Dreamtime (image chopée sur le web)
Dans la série des illusions et du calibrage pas trop bien effectué, nous pensions pouvoir faire ça en 5 jours (pas toute la liste, bien sûr, on n’est pas stupide! mais Brisbane-Uluru-Melbourne, c’était faisable, quand même, non ?). Nancy, la PVTiste allemande de l’agence de location Apollo nous a vite fait comprendre que… comment dire ? Bah non, il valait mieux compter deux semaines si on voulait faire autre chose que de la route. OK, elle est allemande, mais elle connaît sans doute son métier, alors on lui fait confiance. Par contre au fond de nous on se dit: « Du coup, on est large! ». Oui, oui. C’est ça, on est large!
Seulement voilà, l’Australie ce n’est pas seulement loin, c’est aussi un peu grand. Et même si nous sommes restés sur ce qu’on peut qualifier comme des grands axes (pas de piste non goudronnée avec un camper van de 7 mètres, quand même!), les routes n’ont pas forcément la même qualité que dans nos contrées.
Première étape, donc, avec notre sens du timing habituel, nous partons de Brisbane en milieu d’après-midi, soit à la sortie des écoles, ce qui est le moment le plus pertinent pour apprendre à manoeuvrer l’engin et maîtriser la conduite à gauche dans une ville qu’on ne connaît pas. Mais on s’en tire bien (je dis « on » mais le lecteur sait bien que ce n’est pas exactement de moi que je parle en l’occurrence!). Après ce qui nous semble être un temps honorable pour une première pause sur la route, nous nous arrêtons à une grande station service pour casser une petit croûte et nous découvrons que l’endroit se nomme Caboolture… soit le terminus des trains régionaux que nous prenions pour nous déplacer en ville. Donc pas si loin que ça en somme, un peu le Mantes-la-Jolie de Brisbane, quoi.
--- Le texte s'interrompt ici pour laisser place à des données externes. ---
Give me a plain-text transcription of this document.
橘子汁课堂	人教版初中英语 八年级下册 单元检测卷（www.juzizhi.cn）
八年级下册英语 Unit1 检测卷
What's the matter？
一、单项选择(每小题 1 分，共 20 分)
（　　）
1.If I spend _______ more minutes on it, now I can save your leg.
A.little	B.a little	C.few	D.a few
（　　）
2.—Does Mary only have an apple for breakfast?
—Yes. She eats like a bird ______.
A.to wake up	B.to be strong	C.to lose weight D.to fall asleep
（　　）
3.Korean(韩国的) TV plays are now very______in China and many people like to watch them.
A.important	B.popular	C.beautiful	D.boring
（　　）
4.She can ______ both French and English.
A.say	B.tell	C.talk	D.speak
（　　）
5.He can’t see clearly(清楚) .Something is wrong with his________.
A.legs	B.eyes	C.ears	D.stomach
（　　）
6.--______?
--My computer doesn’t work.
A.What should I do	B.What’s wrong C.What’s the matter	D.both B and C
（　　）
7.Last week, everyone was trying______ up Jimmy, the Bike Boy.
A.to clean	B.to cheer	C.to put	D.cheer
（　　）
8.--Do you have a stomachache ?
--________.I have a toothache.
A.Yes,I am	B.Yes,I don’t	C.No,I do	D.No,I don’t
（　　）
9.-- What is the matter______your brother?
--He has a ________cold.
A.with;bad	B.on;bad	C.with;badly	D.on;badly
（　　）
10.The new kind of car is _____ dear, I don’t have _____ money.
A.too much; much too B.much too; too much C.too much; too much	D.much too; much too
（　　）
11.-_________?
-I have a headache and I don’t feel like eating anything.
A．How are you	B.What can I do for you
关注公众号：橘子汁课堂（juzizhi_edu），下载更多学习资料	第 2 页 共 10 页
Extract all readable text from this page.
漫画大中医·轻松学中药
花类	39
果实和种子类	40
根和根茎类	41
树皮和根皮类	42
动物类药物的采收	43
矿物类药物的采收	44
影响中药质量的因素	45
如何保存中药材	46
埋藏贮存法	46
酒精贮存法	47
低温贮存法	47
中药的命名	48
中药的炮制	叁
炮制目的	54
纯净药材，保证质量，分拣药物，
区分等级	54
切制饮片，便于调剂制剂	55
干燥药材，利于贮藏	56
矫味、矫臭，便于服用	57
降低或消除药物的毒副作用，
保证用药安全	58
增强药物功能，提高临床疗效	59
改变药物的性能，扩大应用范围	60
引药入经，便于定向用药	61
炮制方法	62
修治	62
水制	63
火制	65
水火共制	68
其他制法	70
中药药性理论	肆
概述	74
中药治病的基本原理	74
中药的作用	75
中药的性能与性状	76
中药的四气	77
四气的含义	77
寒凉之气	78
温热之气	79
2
Bref, nous reprenons la route entre les forêts d’eucalyptus et les chantiers de réfection de chaussée, contents de notre aventure qui commence malgré tout plutôt bien. A la nuit tombée, nous nous rendons compte que nous ne roulons que d’un oeil: le phare côté conducteur (donc droit) est grillé. Ce n’est qu’un détail mineur, mais ça va dans le sens des désillusions: non, nous n’allons pas pouvoir rouler toute la nuit. Qu’à cela ne tienne, nous sommes larges, et munis de la Bible Camps 7, nous trouvons notre première aire de repos du voyage, à Apple Tree Creek, soit quand même près de 320km au nord de Brisbane.
La première nuit dans le van a été impeccable. Dans les idées que je me faisais, il y avait, je l’avoue, la certitude que j’aurais vite marre de la vie en caravane, mais c’était aussi une erreur. Franchement, c’est confortable. Au matin, j’écarte le rideau du camion et je vois un oiseau sur une branche, je le prends en photo pour commencer la série des oiseaux du matin (à ce jour, je ne sais toujours pas la marque de ce piaf, ça se joue entre la petite magpie et le butcher bird). Nous sommes frais, admiratifs devant la propreté des toilettes publiques du Queensland, contents de notre location. Nous décidons de pousser un peu plus loin vers Childers pour faire nos courses et continuer la route vers la Grande barrière de corail.
Une nouvelle série de forêts d’eucalyptus et de chantiers routiers peuple notre deuxième journée jusqu’au tropique du Capricorne (on pense aux natifs du signe mais aussi à Odette la bébête). Le soir tombe quand nous arrivons à Rockhampton. Pas le temps de visiter: comme nous sommes encore borgnes, notre premier objectif est de trouver un spot où passer la nuit, et tant qu’à faire au bord de la mer. Camps 7 nous indique Emu Park.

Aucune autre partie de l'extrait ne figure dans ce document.